Ans: Sorry for the inconvenience. Its typo error. Now, I removed from the table 25%.

Reviewer 2 Report

The authors significantly improved their initial version of the manuscript, adding the relevant data. However, some of their answers require further discussion.

1) The Authors wrote in the GC description section 2: “...selecting mass range is 50-300. Acquisition mode is SIM”. This combination of phrases is senseless because SIM (Single Ion Monitoring) mode of an MS detector presumes monitoring of some certain m/z signals, in contrast to full range monitoring ("50-300" m/z scan, as the Authors wrote). Which mode was actually used? Was MS used for quantification? Again, it highly desirable to add some example chromatograms to the Supplementary Information.

2) The Authors have added more explanations regarding the reaction mechanism. However, the problem remains the same: this mechanism looks not probable and is not supported neither by experimental, nor theoretical evidence. Speculatively, in the case the catalyst was added to the mixture of o-PDA and aldehyde (as it is written in the section 2.2), the reaction mechanism should start from formation of an imine (a Schiff base) from phenylenediamine and aldehyde. This type of reaction is known to proceed quickly and with quantitative yields in the absence of a catalyst. It is totally unclear why the aldehyde should coordinate to ZrO2 first, and also it is not clear how dehydrogenation occurs in the non-catalytic pathway (Scheme 2). The Table 2 shows some “Mono Adduct”, which is never mentioned in the main text. In case it is an imine, its formation is clearly seen in the blank text (Table 2), what confirms that the reaction between amine and aldehyde proceeds in the absence of the catalyst. Please carefully reconsider the mechanism. If the particular steps cannot be confirmed, I suggest elimination of this proposed mechanism (Scheme 2) as well as the respective discussion (section 3.6) at all because it will just confuse readers.

Author Response

Reviewer 2

Greetings,

I cordially thank you for your kind review of our manuscript. I have answered all your valuable questions and eliminated the required information in the manuscript wherever it is needed.

 

 

Comments and Suggestions for Authors

The authors significantly improved their initial version of the manuscript, adding the relevant data. However, some of their answers require further discussion.

 

1) The Authors wrote in the GC description section 2: “...selecting mass range is 50-300. Acquisition mode is SIM”. This combination of phrases is senseless because SIM (Single Ion Monitoring) mode of an MS detector presumes monitoring of some certain m/z signals, in contrast to full range monitoring ("50-300" m/z scan, as the Authors wrote). Which mode was actually used? Was MS used for quantification? Again, it highly desirable to add some example chromatograms to the Supplementary Information.

Ans: The instrument acquisition mode is electron impact ionization source (EI) mode, we regret to inform you that we mistakenly mentioned.

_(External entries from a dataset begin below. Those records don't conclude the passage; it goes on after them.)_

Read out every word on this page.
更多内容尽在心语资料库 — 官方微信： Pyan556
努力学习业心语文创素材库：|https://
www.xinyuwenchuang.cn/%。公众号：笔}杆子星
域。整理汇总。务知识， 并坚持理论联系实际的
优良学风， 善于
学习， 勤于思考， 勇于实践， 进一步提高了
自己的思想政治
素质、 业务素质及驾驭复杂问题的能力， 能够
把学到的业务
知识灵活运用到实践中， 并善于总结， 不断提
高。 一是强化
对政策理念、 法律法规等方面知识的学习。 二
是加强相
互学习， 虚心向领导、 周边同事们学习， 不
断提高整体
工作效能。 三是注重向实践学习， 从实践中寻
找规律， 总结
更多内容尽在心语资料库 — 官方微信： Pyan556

2) The Authors have added more explanations regarding the reaction mechanism. However, the problem remains the same: this mechanism looks not probable and is not supported neither by experimental, nor theoretical evidence. Speculatively, in the case the catalyst was added to the mixture of o-PDA and aldehyde (as it is written in the section 2.2), the reaction mechanism should start from formation of an imine (a Schiff base) from phenylenediamine and aldehyde. This type of reaction is known to proceed quickly and with quantitative yields in the absence of a catalyst. It is totally unclear why the aldehyde should coordinate to ZrO2 first, and also it is not clear how dehydrogenation occurs in the non-catalytic pathway (Scheme 2). The Table 2 shows some “Mono Adduct”, which is never mentioned in the main text. In case it is an imine, its formation is clearly seen in the blank text (Table 2), what confirms that the reaction between amine and aldehyde proceeds in the absence of the catalyst. Please carefully reconsider the mechanism. If the particular steps cannot be confirmed, I suggest elimination of this proposed mechanism (Scheme 2) as well as the respective discussion (section 3.6) at all because it will just confuse readers.

Ans: To stop confusion the readers, we want to remove the mechanism part. Thank you.